Structure-seq is a state-of-the-art technique that combines dimethyl sulfate (DMS) methylation with next-generation sequencing to quantitatively measure RNA secondary structure at a genome-wide level and single-nucleotide resolution, both in vivo und in vitro. DMS methylates unpaired As and Cs (all paired nucleotides are protected) and this results in the termination of reverse transcription products. Comparison of the sequencing results between DMS-treated and untreated samples pinpoints unpaired As and Cs. Thus, high DMS reactivity indicates less structured regions which account for loops, bulges, mismatches or joining regions (Ding et al., 2014 ).
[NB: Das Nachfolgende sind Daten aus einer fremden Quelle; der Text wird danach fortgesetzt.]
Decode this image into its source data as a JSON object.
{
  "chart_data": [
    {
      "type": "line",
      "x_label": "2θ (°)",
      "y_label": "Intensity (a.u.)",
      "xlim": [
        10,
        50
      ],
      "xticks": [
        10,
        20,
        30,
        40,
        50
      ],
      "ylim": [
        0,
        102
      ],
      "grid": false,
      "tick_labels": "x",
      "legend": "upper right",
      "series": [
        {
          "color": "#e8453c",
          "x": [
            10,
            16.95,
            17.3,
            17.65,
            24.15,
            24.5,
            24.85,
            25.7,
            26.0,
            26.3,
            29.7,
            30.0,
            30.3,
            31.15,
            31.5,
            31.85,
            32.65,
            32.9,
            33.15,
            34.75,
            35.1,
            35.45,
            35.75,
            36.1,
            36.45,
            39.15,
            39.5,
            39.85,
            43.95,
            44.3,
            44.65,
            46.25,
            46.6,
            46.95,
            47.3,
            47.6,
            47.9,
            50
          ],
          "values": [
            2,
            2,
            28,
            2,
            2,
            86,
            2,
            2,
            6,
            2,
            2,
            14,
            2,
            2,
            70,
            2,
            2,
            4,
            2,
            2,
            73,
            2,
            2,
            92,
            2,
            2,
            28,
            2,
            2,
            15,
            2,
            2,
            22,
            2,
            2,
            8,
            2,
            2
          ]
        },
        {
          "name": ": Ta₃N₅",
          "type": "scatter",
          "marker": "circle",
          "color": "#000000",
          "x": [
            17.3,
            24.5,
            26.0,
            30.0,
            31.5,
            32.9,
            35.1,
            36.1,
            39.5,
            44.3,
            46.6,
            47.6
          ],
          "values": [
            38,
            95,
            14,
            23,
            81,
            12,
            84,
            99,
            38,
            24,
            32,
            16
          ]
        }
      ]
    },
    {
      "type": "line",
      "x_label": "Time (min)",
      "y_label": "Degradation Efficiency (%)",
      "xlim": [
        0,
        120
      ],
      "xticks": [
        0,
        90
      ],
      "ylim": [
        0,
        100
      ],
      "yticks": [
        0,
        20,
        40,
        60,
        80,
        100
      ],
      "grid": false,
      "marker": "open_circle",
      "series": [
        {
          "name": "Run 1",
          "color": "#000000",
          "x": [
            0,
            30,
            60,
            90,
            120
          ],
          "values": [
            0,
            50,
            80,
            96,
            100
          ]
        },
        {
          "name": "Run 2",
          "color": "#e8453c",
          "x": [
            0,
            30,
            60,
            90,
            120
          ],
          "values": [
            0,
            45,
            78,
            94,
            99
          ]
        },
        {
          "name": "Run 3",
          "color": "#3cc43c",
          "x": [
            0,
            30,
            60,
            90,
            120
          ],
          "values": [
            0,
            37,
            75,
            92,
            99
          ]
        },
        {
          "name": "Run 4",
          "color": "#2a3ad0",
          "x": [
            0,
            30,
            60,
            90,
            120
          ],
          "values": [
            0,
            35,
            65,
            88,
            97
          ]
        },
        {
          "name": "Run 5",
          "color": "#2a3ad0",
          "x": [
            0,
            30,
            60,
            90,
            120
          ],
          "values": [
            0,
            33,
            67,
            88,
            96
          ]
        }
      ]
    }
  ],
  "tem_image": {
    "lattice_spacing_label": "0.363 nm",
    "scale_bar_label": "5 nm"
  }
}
In addition, new techniques that study mRNA degradation intermediates at a genome-wide level, such as parallel analysis of RNA ends (PARE) (Zhai et al., 2014 ) or genome-wide mapping of uncapped and cleaved transcripts (GMUCT) (Gregory et al., 2008 ), have been developed and aid in the study of ribosome positioning, translation and co-translational degradation. These techniques involve the capture of the 5′ monophosphorylated ends of cleaved 3′ end mRNA products and make sequencing libraries by ligating RNA adapters.